Neevel next argues the prosecutor misstated the law while cross-examining Neevel and in his closing argument. That issue is not properly preserved for appeal because there was no contemporaneous objection. See State v. Guzman, 2001 WI App 54, ¶25, 241 Wis. 2d 310, 624 N.W.2d 717. In addition, the prosecutor’s questions and argument did not improperly define self-defense. The prosecutor said deadly force in self-defense can only be used when someone is threatened with deadly force. Neevel contends these statements were defective because the law allows deadly force to be used when there is a threat of great bodily harm to the defendant or others. However, Neevel’s argument is based on a narrow interpretation of the term “deadly force.” Deadly force is not force that always results in death. It is a violent action known to create a substantial risk of causing death or serious bodily harm. See Black’s Law Dictionary 656 (7th ed. 1999). The Model Penal Code defines deadly force as “force (a) which its user uses with the intent to cause death or serious bodily injury to another or (b) which he knows creates a substantial risk of death or serious bodily injury to another.” 2 Wayne Lafave, Substantive Criminal Law § 10.4 at 144 (2nd ed. 2003). The prosecutor’s statements regarding “deadly force” do not contradict the statutes if these definitions are taken into consideration.
Cumulative Effect of Errors
Finally, we reject Neevel’s argument that the cumulative effect of these alleged errors justifies a new trial. He established neither error nor prejudice from the alleged errors. As a result, no new trial is warranted.
By the Court.—Judgment and order affirmed.
This opinion will not be published. See Wis. Stat. Rule 809.23(1)(b)5. (2011-12).
1. See McMorris v. State, 58 Wis. 2d 144, 205 N.W.2d 559 (1973).
2. Under Wis. Stat. § 939.48(1), perfect self-defense is a complete affirmative defense to any charge of homicide if the following two objective conditions are present: (1) the person reasonably believed that an interference with his person involved the danger of imminent death or great bodly harm; and (2) the person reasonably believed that it was necessary to use force which was intended or likely to cause death or great bodily harm to prevent or terminate that interference. State v. Head, 2002 WI 99, ¶64, 255 Wis. 2d 194, 648 N.W.2d 413; Wis Ji—Criminal 1017.

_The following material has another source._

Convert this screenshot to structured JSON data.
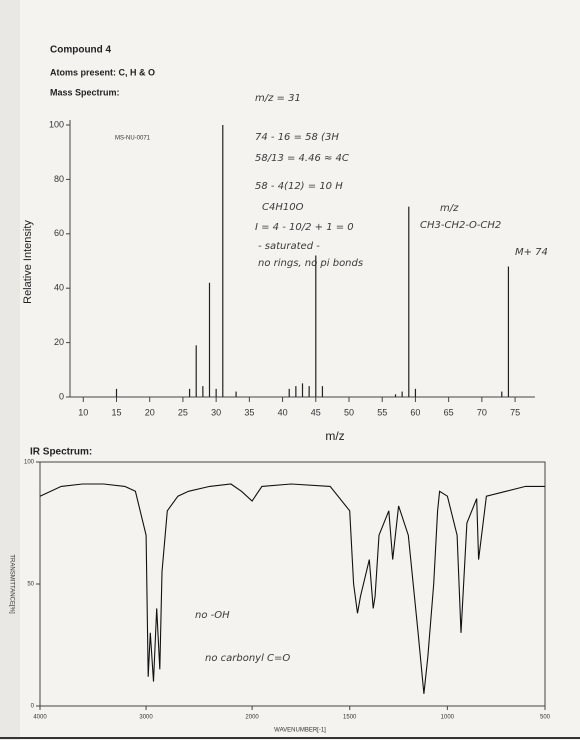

Under Wis. Stat. § 940.01(2)(b), imperfect self-defense (also known as unnecessary defensive force) mitigates first-degree intentional homicide to second-degree intentional homicide if the defendant actually believed he was in imminent danger of death or great bodily harm and actually believed that the deadly force used was necessary to defend against this danger, if either of these beliefs was not reasonable. Head, 255 Wis. 2d 194, ¶69; Wis Ji—Criminal 1017.